Openness to Experience: The openness to experience trait reflects people’s orientation toward new ideas and experiences. The facets of this trait are interest in aesthetic experiences (like art and poetry), interest in intellectual pursuits (curiosity), and interest in new ideas and ways of doing things.

Conscientiousness: The conscientiousness trait reflects the degree to which people complete the things they start. The core facts involve an interest in being orderly, a tendency to strive toward goals, and the desire to complete tasks (which makes people dependable).

Extraversion: The trait of extraversion reflects people’s engagement with social life. The core facets involve a person’s degree of sociability, their overall level of positive feeling, and their desire for an energetic and fast-paced existence.

Agreeableness. The trait of agreeableness reflects people’s desire to get along with others. The core facets involve both an avoidance of conflict, and a desire to do things to help others.

Neuroticism. Neuroticism reflects people’s reactions to negative events in the environment. The key facets involve anxiety (the strength of the reaction to threat), depression (the strength of the reaction to loss), and self-judgment (the strength of people’s negative feelings about themselves).

As an example of the way these traits and facets have been used in research, a paper by Theo Klimstra, Erik Noftle, Koen Luyckx Luc Goossens, and Richard Robins in the August 2018 issue of the Journal of Personality and Social Psychology looked at change in traits and facets over the college years. This study looked at samples of college students who rated their personality characteristics and also responded to measures of social and academic measures of adjustment to college life both early and late in their college careers.

Consistent with many studies of personality change, the personality measures for this sample were fairly stable overall. Although personality does change over the lifespan, it tends to change slowly. At the trait level, there was a consistent tendency for people’s conscientiousness to increase over the college years and for their neuroticism to decrease.

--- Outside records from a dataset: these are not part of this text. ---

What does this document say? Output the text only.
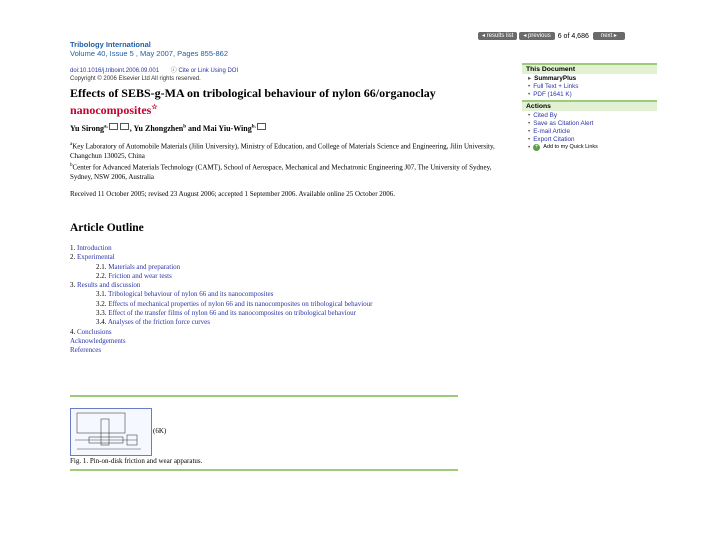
Tribology International
Volume 40, Issue 5 , May 2007, Pages 855-862
◂ results list	◂ previous	6 of 4,686	next ▸
doi:10.1016/j.triboint.2006.09.001 ⓘ Cite or Link Using DOI
Copyright © 2006 Elsevier Ltd All rights reserved.
Effects of SEBS-g-MA on tribological behaviour of nylon 66/organoclay
nanocomposites☆
Yu Sirong$^{a,}$	, Yu Zhongzhen$^b$ and Mai Yiu-Wing$^{b,}$
$^a$Key Laboratory of Automobile Materials (Jilin University), Ministry of Education, and College of Materials Science and Engineering, Jilin University, Changchun 130025, China
$^b$Center for Advanced Materials Technology (CAMT), School of Aerospace, Mechanical and Mechatronic Engineering J07, The University of Sydney, Sydney, NSW 2006, Australia
Received 11 October 2005; revised 23 August 2006; accepted 1 September 2006. Available online 25 October 2006.
Article Outline
1. Introduction
2. Experimental
2.1. Materials and preparation
2.2. Friction and wear tests
3. Results and discussion
3.1. Tribological behaviour of nylon 66 and its nanocomposites
3.2. Effects of mechanical properties of nylon 66 and its nanocomposites on tribological behaviour
3.3. Effect of the transfer films of nylon 66 and its nanocomposites on tribological behaviour
3.4. Analyses of the friction force curves
4. Conclusions
Acknowledgements
References
(6K)
Fig. 1. Pin-on-disk friction and wear apparatus.
This Document
▸ SummaryPlus
• Full Text + Links
• PDF (1641 K)
Actions
• Cited By
• Save as Citation Alert
• E-mail Article
• Export Citation
• + Add to my Quick Links
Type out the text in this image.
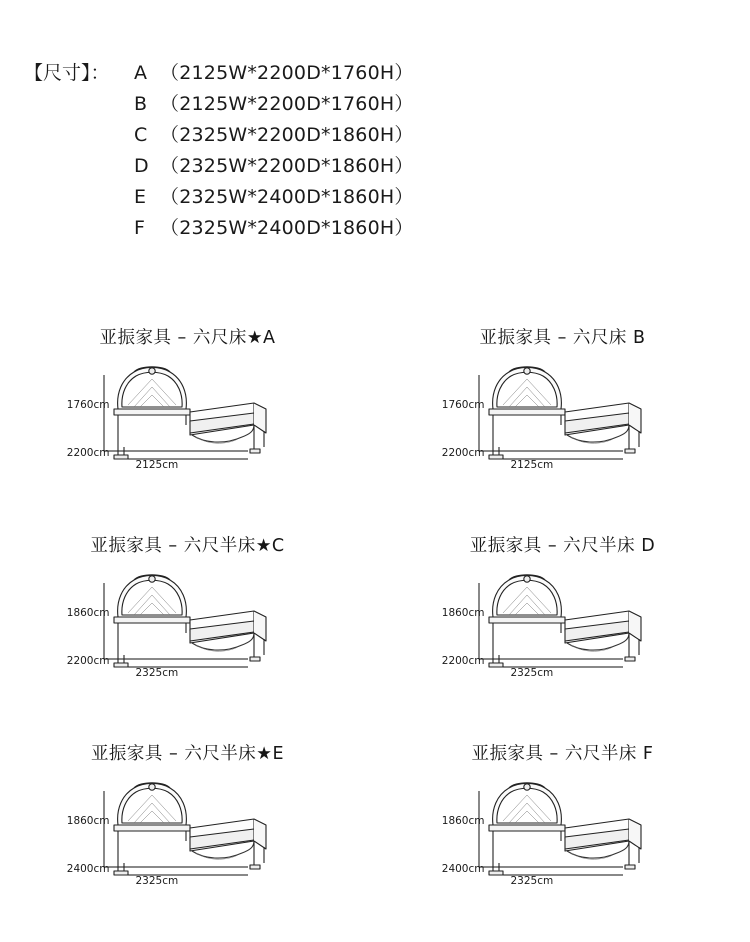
【尺寸】：	A （2125W*2200D*1760H）
B （2125W*2200D*1760H）
C （2325W*2200D*1860H）
D （2325W*2200D*1860H）
E （2325W*2400D*1860H）
F （2325W*2400D*1860H）
亚振家具 – 六尺床★A
1760cm
2200cm
2125cm
亚振家具 – 六尺床 B
1760cm
2200cm
2125cm
亚振家具 – 六尺半床★C
1860cm
2200cm
2325cm
亚振家具 – 六尺半床 D
1860cm
2200cm
2325cm
亚振家具 – 六尺半床★E
1860cm
2400cm
2325cm
亚振家具 – 六尺半床 F
1860cm
2400cm
2325cm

At the facet level, the pattern was a little different. Within conscientiousness, the facets of being dependable and being orderly were the ones that tended to increase. In addition, while there wasn’t a consistent increase in agreeableness overall, the facets of avoiding conflict and helping others did tend to increase. There was also a tendency for the facet of Openness to Experience, the facet reflecting interest in new ways of doing things tended to increase. Finally, the facet of neuroticism related to depression tended to decrease across the college years.

An interesting aspect of looking at change over time is the possibility of exploring how changes in one variable at one time affect changes in another variable later. This kind of analysis permits an exploration of how people’s adjustment to college life affects their later personality characteristics. For example, high levels of academic adjustment early in college predict later increases in conscientiousness (and all of its facets), increases in agreeableness and the facet of avoiding confrontation, and decreases in neuroticism and decreases in the facets of self-judgment and depression.

The main thing to take away from this discussion is that personality characteristics often label quite broad traits, but the particular level of a trait that a person exhibits might reflect different combinations of these underlying facets. As a result, it is worthwhile to understand both the traits and the facets.

Facebook image: Mariia Korneeva/Shutterstock


Klimstra, T.A., Noftle, E.E., Luycks, K., Goosens, L., & Robins, R.W. (2018). Personality development and adjustment in college: A multi-faceted and cross-national view. Journal of Personality and Social Psychology, 115(2), 338-361.